Dunque – stando almeno ai si dice – potrebbe andare a lei, all’architetto Federica Galloni, anche la direzione (momentanea) del Colosseo, la Grande Cassa, il monumento più visitato e perciò appetibile d’Italia con i suoi 60 milioni di euro di incasso annui. Scelta opportuna? Domanda quanto meno lecita, che in tanti si stanno facendo in via del Collegio Romano, sede di quel ministero per i Beni culturali di cui Galloni, nel volger d’un decennio, ha scalato ogni possibile vertice: di nomina in nomina, di direzione in direzione, di interim in interim, di ministro in ministro.

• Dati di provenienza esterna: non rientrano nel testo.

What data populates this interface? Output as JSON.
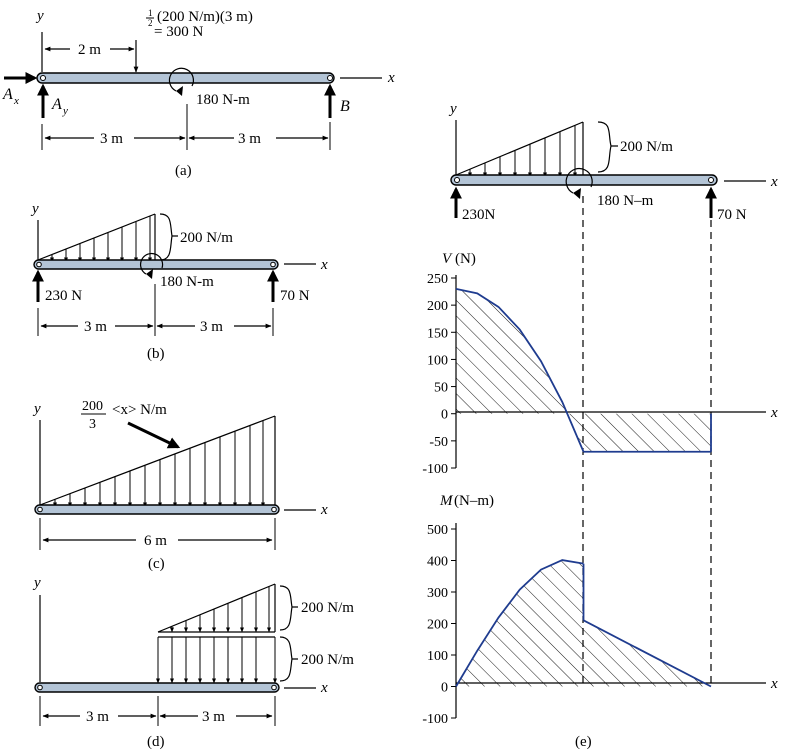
{
  "axes": {
    "x": "x",
    "y": "y"
  },
  "panel_a": {
    "caption": "(a)",
    "force_frac": "1 2",
    "force_expr": "(200 N/m)(3 m)",
    "force_result": "= 300 N",
    "dim_top": "2 m",
    "moment": "180 N-m",
    "ax": "A",
    "ax_sub": "x",
    "ay": "A",
    "ay_sub": "y",
    "b": "B",
    "dim_left": "3 m",
    "dim_right": "3 m"
  },
  "panel_b": {
    "caption": "(b)",
    "load": "200 N/m",
    "moment": "180 N-m",
    "left_reaction": "230 N",
    "right_reaction": "70 N",
    "dim_left": "3 m",
    "dim_right": "3 m"
  },
  "panel_c": {
    "caption": "(c)",
    "load_num": "200",
    "load_den": "3",
    "load_rest": "<x> N/m",
    "dim": "6 m"
  },
  "panel_d": {
    "caption": "(d)",
    "load_top": "200 N/m",
    "load_bottom": "200 N/m",
    "dim_left": "3 m",
    "dim_right": "3 m"
  },
  "panel_e": {
    "caption": "(e)",
    "load": "200 N/m",
    "moment": "180 N–m",
    "left_reaction": "230N",
    "right_reaction": "70 N",
    "shear_label": "V",
    "shear_unit": "(N)",
    "moment_label": "M",
    "moment_unit": "(N–m)",
    "shear_ticks": [
      "250",
      "200",
      "150",
      "100",
      "50",
      "0",
      "-50",
      "-100"
    ],
    "moment_ticks": [
      "500",
      "400",
      "300",
      "200",
      "100",
      "0",
      "-100"
    ]
  },
  "chart_data": [
    {
      "type": "area",
      "title": "",
      "xlabel": "x",
      "ylabel": "V (N)",
      "x_range_m": [
        0,
        6
      ],
      "ylim": [
        -100,
        250
      ],
      "series": [
        {
          "x": [
            0,
            0.5,
            1,
            1.5,
            2,
            2.5,
            3
          ],
          "values": [
            230,
            221.7,
            196.7,
            155,
            96.7,
            21.7,
            -70
          ]
        },
        {
          "x": [
            3,
            6
          ],
          "values": [
            -70,
            -70
          ]
        }
      ]
    },
    {
      "type": "area",
      "title": "",
      "xlabel": "x",
      "ylabel": "M (N–m)",
      "x_range_m": [
        0,
        6
      ],
      "ylim": [
        -100,
        500
      ],
      "series": [
        {
          "x": [
            0,
            0.5,
            1,
            1.5,
            2,
            2.5,
            3
          ],
          "values": [
            0,
            113.6,
            218.9,
            307.5,
            371.1,
            401.4,
            390
          ]
        },
        {
          "x": [
            3,
            6
          ],
          "values": [
            210,
            0
          ]
        }
      ]
    }
  ]
}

Sinistra, destra, centro: semper ella, una carriera irresistibile iniziata con chiamata diretta di

Rutelli e proseguita fino a Franceschini. Galloni soprintendente a tutto: beni architettonici, direttore regionale Lazio, direttore generale per arte e architettura contemporanee, direttore (altro interim) del Museo nazionale Romano, domina assoluta dall’avanti Cristo al XXI secolo, dalla Biennale al nuovo «Parco» Colosseo-Foro-Domus Aurea (forse).

Un cumulo di incarichi eccessivo anche per wonderwoman, ma evidentemente non per l’inossidabile dirigente pure oggetto, negli anni, di feroci polemiche: dagli ascensori del Vittoriano, che portano la sua firma, al nome nella lista Anemone, dove l’architetto Galloni, pubblico funzionario in carica, poco opportunamente e nel territorio di cui era controllore, figurava come professionista privata per lavori di ristrutturazione in un palazzo di Propaganda Fide. Ergo uno si chiede: al Colosseo, lei quoque?